As soon as I hear her kind voice, I’m reassured she’s going to be nothing but lovely to me.
‘Hi Helen, it’s Jenny Archer. You called and spoke to my sister, Lulu, about my next appointment?’ I can hear the nervousness in my voice and wonder if Helen can too.
‘Jenny. Yes! My goodness, I have been meaning to call back. What a terrible mix-up.’ She actually sounds more mortified than I do.
‘I know and I’m sorry, if I can just explain, Helen. I never meant to cause any trouble.’
‘Oh, it’s me who should be apologising, Jenny. What a terrible mistake for me to make and honestly, I’m surprised at myself.’
‘Sorry?’
‘Making assumptions like that. I have to remind myself that not every bride lets her entire family in on her plans, or even that they’ve got engaged. It really was the most terrible error on my part. I should have just asked for you to call me back and not gone into any of the details. I hope I haven’t messed things up for you, spoilt a big surprise or forced you to tell your sister when you didn’t intend to yet?’
It takes me a moment to think this through. She’s actually apologising to me, isn’t she? She thinks she’s in
the wrong. She’s giving me the out. I no longer need to confess, despite the fact I know I should. I’m trying to will myself to do it anyway but the imperative has gone. God, I am so weak. My determination to come clean evaporates quicker than one of Marianne’s faked orgasms.
‘Think nothing of it! Honestly, it’s no problem.’
‘Well, I have been thinking about it a lot, actually, and by way of apology, I’d love to offer you a discount on the beautiful Hayley Paige dress you chose. Would that go some way to making it up to you?’
Poor Helen, she has obviously been agonising about this. ‘You are too kind.’ And I am too much. Seriously, I am. I know I’ve only made things worse for myself now, but – how tragic am I? – it feels like the only way to be sure of seeing her again.
‘Well, let’s get you back in, try the dress on again and we can chat through any alterations that might be needed. Your last appointment finished in such a hurry. I’d love to hear more about the day you’re planning, the man you’re marrying, so I can do everything in my power to pull all the styling together beautifully for you.’
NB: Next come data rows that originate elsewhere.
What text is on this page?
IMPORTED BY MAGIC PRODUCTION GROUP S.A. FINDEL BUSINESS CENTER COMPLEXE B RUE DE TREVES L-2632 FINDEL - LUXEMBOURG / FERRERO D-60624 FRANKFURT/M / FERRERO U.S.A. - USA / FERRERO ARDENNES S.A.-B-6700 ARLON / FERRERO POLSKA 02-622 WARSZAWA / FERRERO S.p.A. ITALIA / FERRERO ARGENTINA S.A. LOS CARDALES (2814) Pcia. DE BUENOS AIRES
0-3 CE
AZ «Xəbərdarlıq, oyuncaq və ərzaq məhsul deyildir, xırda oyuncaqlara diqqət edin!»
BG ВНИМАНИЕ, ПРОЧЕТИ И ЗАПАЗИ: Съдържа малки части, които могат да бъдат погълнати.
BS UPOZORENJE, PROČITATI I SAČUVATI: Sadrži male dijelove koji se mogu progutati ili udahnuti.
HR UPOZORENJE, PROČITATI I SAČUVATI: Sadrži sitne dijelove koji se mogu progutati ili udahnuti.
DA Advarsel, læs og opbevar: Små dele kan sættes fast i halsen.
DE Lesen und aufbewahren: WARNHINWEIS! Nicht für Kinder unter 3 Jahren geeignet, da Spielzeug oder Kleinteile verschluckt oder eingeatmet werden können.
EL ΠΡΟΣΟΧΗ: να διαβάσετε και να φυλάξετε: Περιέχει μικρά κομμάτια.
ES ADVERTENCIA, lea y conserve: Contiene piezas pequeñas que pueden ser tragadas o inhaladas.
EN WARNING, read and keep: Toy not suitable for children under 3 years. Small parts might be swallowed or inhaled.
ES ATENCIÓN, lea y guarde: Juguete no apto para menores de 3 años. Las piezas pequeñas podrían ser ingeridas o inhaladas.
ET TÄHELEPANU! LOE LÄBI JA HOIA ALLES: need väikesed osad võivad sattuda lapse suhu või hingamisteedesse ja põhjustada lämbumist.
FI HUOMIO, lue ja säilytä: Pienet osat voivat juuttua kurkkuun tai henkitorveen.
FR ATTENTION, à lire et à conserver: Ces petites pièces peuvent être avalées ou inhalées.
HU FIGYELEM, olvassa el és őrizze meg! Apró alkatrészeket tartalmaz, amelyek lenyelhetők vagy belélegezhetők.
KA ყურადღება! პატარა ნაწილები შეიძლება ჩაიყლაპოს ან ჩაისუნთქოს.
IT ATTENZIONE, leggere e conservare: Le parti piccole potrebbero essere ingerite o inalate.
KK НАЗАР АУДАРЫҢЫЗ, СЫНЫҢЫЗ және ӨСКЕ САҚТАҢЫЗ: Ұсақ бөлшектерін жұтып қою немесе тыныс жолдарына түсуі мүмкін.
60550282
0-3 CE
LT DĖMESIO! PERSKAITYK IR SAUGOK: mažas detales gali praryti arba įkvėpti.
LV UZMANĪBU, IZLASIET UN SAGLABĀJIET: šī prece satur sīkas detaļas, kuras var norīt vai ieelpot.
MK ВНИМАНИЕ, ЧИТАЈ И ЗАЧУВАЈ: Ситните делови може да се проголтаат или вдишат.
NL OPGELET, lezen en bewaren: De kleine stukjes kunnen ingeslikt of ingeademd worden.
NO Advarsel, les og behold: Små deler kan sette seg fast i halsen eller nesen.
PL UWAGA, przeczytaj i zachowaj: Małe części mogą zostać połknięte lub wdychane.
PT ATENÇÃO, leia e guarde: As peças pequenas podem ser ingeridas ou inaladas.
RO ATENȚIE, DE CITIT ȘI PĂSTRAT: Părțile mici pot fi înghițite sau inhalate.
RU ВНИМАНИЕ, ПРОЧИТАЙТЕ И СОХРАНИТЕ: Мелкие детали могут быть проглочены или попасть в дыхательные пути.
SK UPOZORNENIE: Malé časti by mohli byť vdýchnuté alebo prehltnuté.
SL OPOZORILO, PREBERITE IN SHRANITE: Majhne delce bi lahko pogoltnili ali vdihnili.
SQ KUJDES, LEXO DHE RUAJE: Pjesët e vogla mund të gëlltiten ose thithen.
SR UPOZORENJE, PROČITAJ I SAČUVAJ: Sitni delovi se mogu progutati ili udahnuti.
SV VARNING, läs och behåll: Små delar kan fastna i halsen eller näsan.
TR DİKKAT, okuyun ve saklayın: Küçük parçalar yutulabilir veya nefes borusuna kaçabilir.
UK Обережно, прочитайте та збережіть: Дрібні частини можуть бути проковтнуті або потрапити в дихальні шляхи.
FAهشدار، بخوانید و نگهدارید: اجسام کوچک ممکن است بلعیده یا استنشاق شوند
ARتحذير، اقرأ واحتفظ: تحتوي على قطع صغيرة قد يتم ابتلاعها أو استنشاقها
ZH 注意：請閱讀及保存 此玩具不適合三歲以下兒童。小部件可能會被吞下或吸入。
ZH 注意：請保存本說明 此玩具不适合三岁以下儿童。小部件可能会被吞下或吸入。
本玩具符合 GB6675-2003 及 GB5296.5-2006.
Oh shit! That’s wiped the smile off my face. ‘Perfect. I’ll email you some dates and we can get it sorted.’
As I hang up, I know I’m now looking at another night in front of Pinterest, stealing all the best bits from other women’s weddings, ready to pass them off as my own. I suppose it won’t hurt to get ahead with this. Jean, Lucy and everyone at work will need to see progress on the wedding front too.